The accepted answer is great and attempted to cover all the important aspects of this problem.
- Reading the CSV file as a stream of lines
- Writing the documents in batches to MongoDB
- Synchronization between reading and writing
While it did well with first two aspects, the approach taken to address the synchronization using async.series() won't work as expected.
stream.on("line",function(line) {
async.series(
[
function(callback) {
var row = line.split(","); // split the lines on delimiter
var obj = {};
// other manipulation
bulk.insert(obj); // Bulk is okay if you don't need schema
// defaults. Or can just set them.
counter++;
if ( counter % 1000 == 0 ) {
bulk.execute(function(err,result) {
if (err) throw err; // or do something
// possibly do something with result
bulk = Entry.collection.initializeOrderedBulkOp();
callback();
});
} else {
callback();
}
}
],
function (err) {
// each iteration is done
}
);
});
Here bulk.execute() is a mongodb write operation and its an asynchronous IO call. This allows node.js to proceed with the event loop before bulk.execute() is done with its db writes and calls back.
So it may go on to receive more 'line' events from the stream and queue more documents bulk.insert(obj)
and can hit next modulo to trigger bulk.execute() again.

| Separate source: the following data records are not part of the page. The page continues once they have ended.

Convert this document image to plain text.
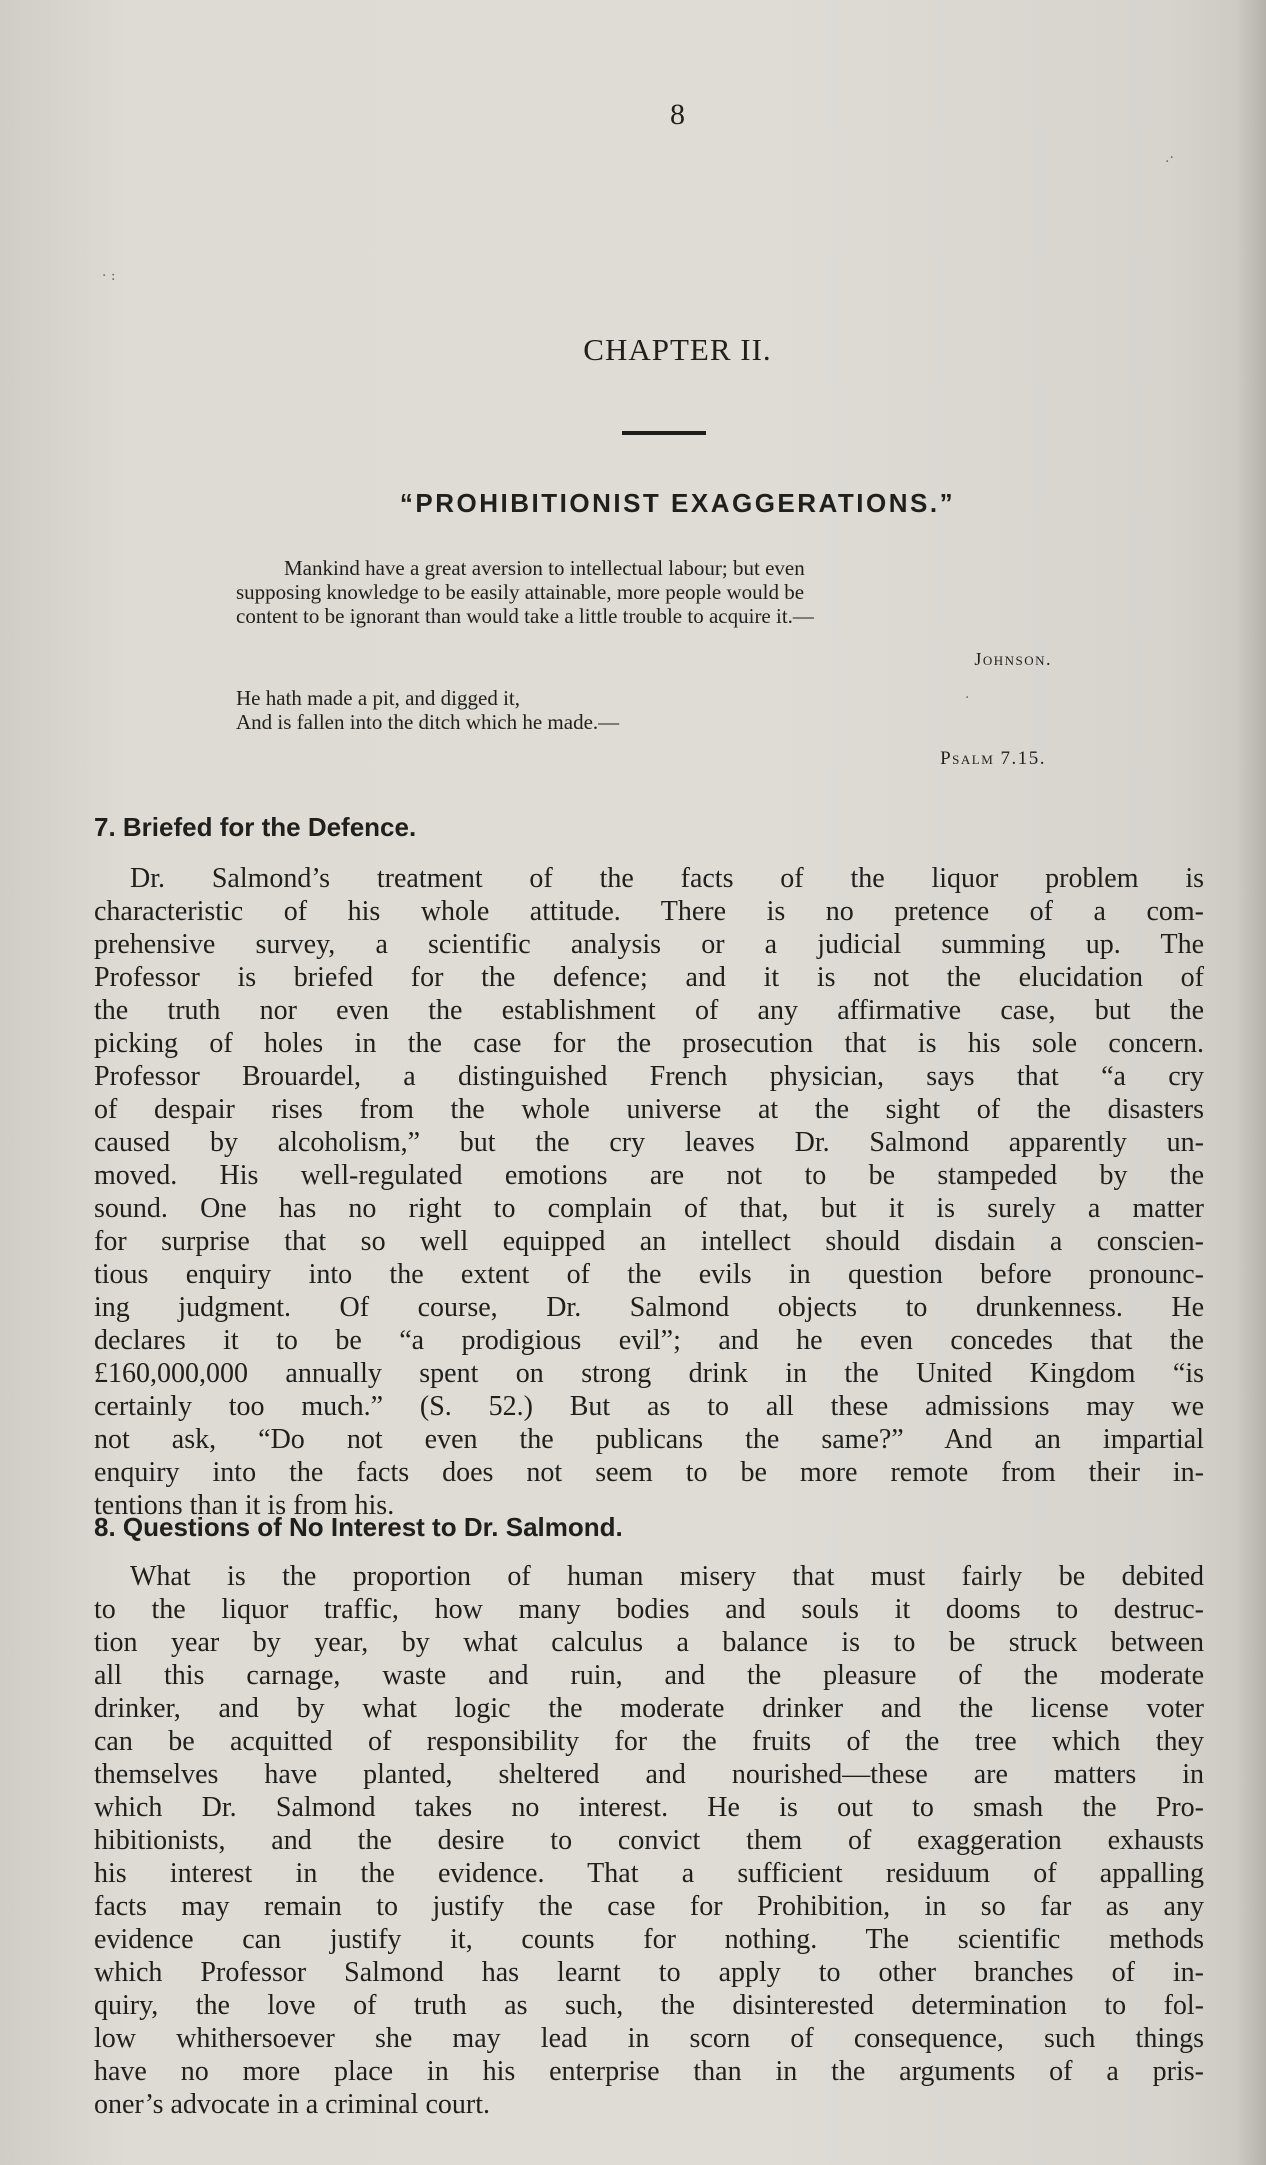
8
CHAPTER II.
“PROHIBITIONIST EXAGGERATIONS.”
Mankind have a great aversion to intellectual labour; but even
supposing knowledge to be easily attainable, more people would be
content to be ignorant than would take a little trouble to acquire it.—
Johnson.
He hath made a pit, and digged it,
And is fallen into the ditch which he made.—
Psalm 7.15.
7. Briefed for the Defence.
Dr. Salmond’s treatment of the facts of the liquor problem is
characteristic of his whole attitude. There is no pretence of a com-
prehensive survey, a scientific analysis or a judicial summing up. The
Professor is briefed for the defence; and it is not the elucidation of
the truth nor even the establishment of any affirmative case, but the
picking of holes in the case for the prosecution that is his sole concern.
Professor Brouardel, a distinguished French physician, says that “a cry
of despair rises from the whole universe at the sight of the disasters
caused by alcoholism,” but the cry leaves Dr. Salmond apparently un-
moved. His well-regulated emotions are not to be stampeded by the
sound. One has no right to complain of that, but it is surely a matter
for surprise that so well equipped an intellect should disdain a conscien-
tious enquiry into the extent of the evils in question before pronounc-
ing judgment. Of course, Dr. Salmond objects to drunkenness. He
declares it to be “a prodigious evil”; and he even concedes that the
£160,000,000 annually spent on strong drink in the United Kingdom “is
certainly too much.” (S. 52.) But as to all these admissions may we
not ask, “Do not even the publicans the same?” And an impartial
enquiry into the facts does not seem to be more remote from their in-
tentions than it is from his.
8. Questions of No Interest to Dr. Salmond.
What is the proportion of human misery that must fairly be debited
to the liquor traffic, how many bodies and souls it dooms to destruc-
tion year by year, by what calculus a balance is to be struck between
all this carnage, waste and ruin, and the pleasure of the moderate
drinker, and by what logic the moderate drinker and the license voter
can be acquitted of responsibility for the fruits of the tree which they
themselves have planted, sheltered and nourished—these are matters in
which Dr. Salmond takes no interest. He is out to smash the Pro-
hibitionists, and the desire to convict them of exaggeration exhausts
his interest in the evidence. That a sufficient residuum of appalling
facts may remain to justify the case for Prohibition, in so far as any
evidence can justify it, counts for nothing. The scientific methods
which Professor Salmond has learnt to apply to other branches of in-
quiry, the love of truth as such, the disinterested determination to fol-
low whithersoever she may lead in scorn of consequence, such things
have no more place in his enterprise than in the arguments of a pris-
oner’s advocate in a criminal court.
.·
· :
·
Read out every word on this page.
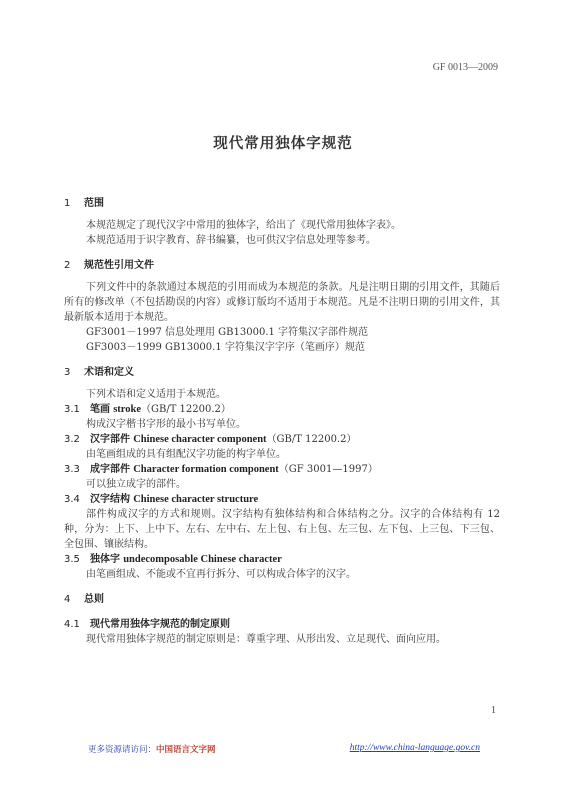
GF 0013—2009
现代常用独体字规范
1 范围

本规范规定了现代汉字中常用的独体字，给出了《现代常用独体字表》。

本规范适用于识字教育、辞书编纂，也可供汉字信息处理等参考。

2 规范性引用文件

下列文件中的条款通过本规范的引用而成为本规范的条款。凡是注明日期的引用文件，其随后所有的修改单（不包括勘误的内容）或修订版均不适用于本规范。凡是不注明日期的引用文件，其最新版本适用于本规范。

GF3001－1997 信息处理用 GB13000.1 字符集汉字部件规范

GF3003－1999 GB13000.1 字符集汉字字序（笔画序）规范

3 术语和定义

下列术语和定义适用于本规范。

3.1 笔画 stroke（GB/T 12200.2）

构成汉字楷书字形的最小书写单位。

3.2 汉字部件 Chinese character component（GB/T 12200.2）

由笔画组成的具有组配汉字功能的构字单位。

3.3 成字部件 Character formation component（GF 3001—1997）

可以独立成字的部件。

3.4 汉字结构 Chinese character structure

部件构成汉字的方式和规则。汉字结构有独体结构和合体结构之分。汉字的合体结构有 12 种，分为：上下、上中下、左右、左中右、左上包、右上包、左三包、左下包、上三包、下三包、全包围、镶嵌结构。

3.5 独体字 undecomposable Chinese character

由笔画组成、不能或不宜再行拆分、可以构成合体字的汉字。

4 总则
4.1 现代常用独体字规范的制定原则

现代常用独体字规范的制定原则是：尊重字理、从形出发、立足现代、面向应用。

1
更多资源请访问：中国语言文字网	http://www.china-language.gov.cn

Lets have a look at this example.
var async = require('async');
var bulk = {
execute: function(callback) {
setTimeout(callback, 1000);
}
};
async.series(
[
function (callback) {
bulk.execute(function() {
console.log('completed bulk.execute');
callback();
});
},
],
function(err) {
}
);
console.log("!!! proceeding to read more from stream");
It's output
!!! proceeding to read more from stream
completed bulk.execute
To really ensure that we are processing one batch of N documents at any given time, we need to enforce flow control on the file stream using stream.pause()
& stream.resume()
var LineInputStream = require("line-input-stream"),
fs = require("fs"),
mongoose = require("mongoose"),
Schema = mongoose.Schema;
var entrySchema = new Schema({},{ strict: false });
var Entry = mongoose.model( "Entry", entrySchema );
var stream = LineInputStream(fs.createReadStream("data.txt",{ flags: "r" }));
stream.setDelimiter("\n");
mongoose.connection.on("open",function(err,conn) {
// lower level method, needs connection
var bulk = Entry.collection.initializeOrderedBulkOp();
var counter = 0;
stream.on("error",function(err) {
console.log(err); // or otherwise deal with it
});
stream.on("line",function(line) {
var row = line.split(","); // split the lines on delimiter
var obj = {};
// other manipulation
bulk.insert(obj); // Bulk is okay if you don't need schema
// defaults. Or can just set them.
counter++;
if ( counter % 1000 === 0 ) {
stream.pause(); //lets stop reading from file until we finish writing this batch to db
bulk.execute(function(err,result) {
if (err) throw err; // or do something
// possibly do something with result
bulk = Entry.collection.initializeOrderedBulkOp();
stream.resume(); //continue to read from file
});
}
});
stream.on("end",function() {
if ( counter % 1000 != 0 ) {
bulk.execute(function(err,result) {
if (err) throw err; // or something
// maybe look at result
});
}
});
});